The 2018 award winners will be announced on Sunday 20 May during Museums Aotearoa's 2018 conference in Christchurch which will be attended by over 300 museum professionals from New Zealand and around the world. This is the second time Waitangi Treaty Grounds has been a finalist in the NZ Museum Awards, in 2016 Te Kōngahu Museum of Waitangi won the award for Best Museum Project.
Waitangi Treaty Grounds CEO Greg McManus is thrilled the exhibition has been named a finalist in the prestigious awards: “It is recognition of all the hard work by so many people in bringing the new exhibition to reality and we are delighted to be a finalist once again. The Treaty House is central to our identity at Waitangi and the new exhibition has been extremely well received by visitors.”

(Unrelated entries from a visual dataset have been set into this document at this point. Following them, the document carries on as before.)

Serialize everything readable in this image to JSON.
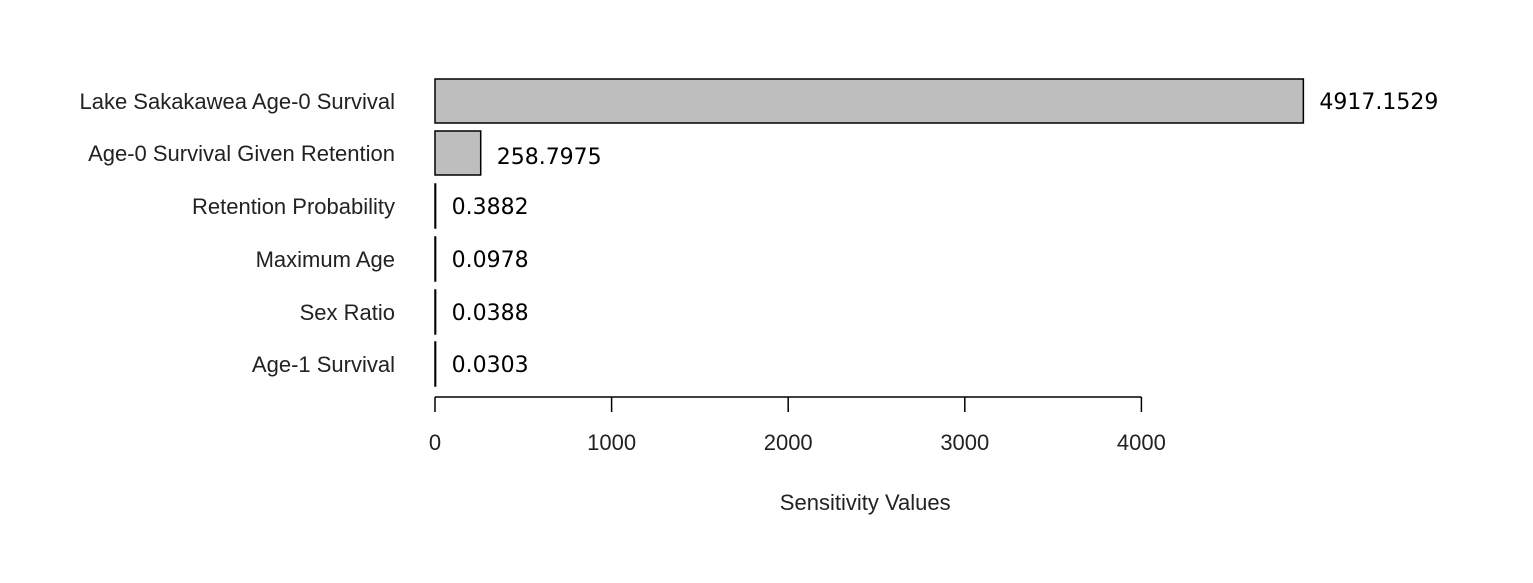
{
  "chart_data": {
    "type": "bar",
    "orientation": "horizontal",
    "categories": [
      "Lake Sakakawea Age-0 Survival",
      "Age-0 Survival Given Retention",
      "Retention Probability",
      "Maximum Age",
      "Sex Ratio",
      "Age-1 Survival"
    ],
    "values": [
      4917.1529,
      258.7975,
      0.3882,
      0.0978,
      0.0388,
      0.0303
    ],
    "value_labels": [
      "4917.1529",
      "258.7975",
      "0.3882",
      "0.0978",
      "0.0388",
      "0.0303"
    ],
    "xlabel": "Sensitivity Values",
    "ylabel": "",
    "xlim": [
      0,
      4917.1529
    ],
    "xticks": [
      0,
      1000,
      2000,
      3000,
      4000
    ],
    "xtick_labels": [
      "0",
      "1000",
      "2000",
      "3000",
      "4000"
    ],
    "grid": false,
    "legend": "none",
    "colors": {
      "bar_fill": "#bebebe",
      "bar_stroke": "#000000",
      "axis": "#000000"
    }
  }
}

The exhibition was installed by Workshop e, New Zealand’s leading exhibition design company, and opened in October last year. It features several themed rooms with the entrance providing a welcome area, much as it did in 1834 when it was the first British Residency in New Zealand, and it doubled as James Busby’s office. Two rooms are dedicated to the Busby family story and what life must have been like for James, Agnes and their children. The parlour where the finishing touches were made to the Treaty of Waitangi explores Busby’s influence on the English version and his final touches to Rev Henry Williams’ Māori version.
A modern audio visual experience encourages visitors to think about the momentous events that took place in the room and to take in the view outside the house and visualise the scene leading up to the meeting with northern chiefs on 5th February 1840, and the first signing of the Treaty the following day.
Throughout the exhibition, displays are object rich, with large images and digital media presented in a multi-layered approach that caters to all audiences.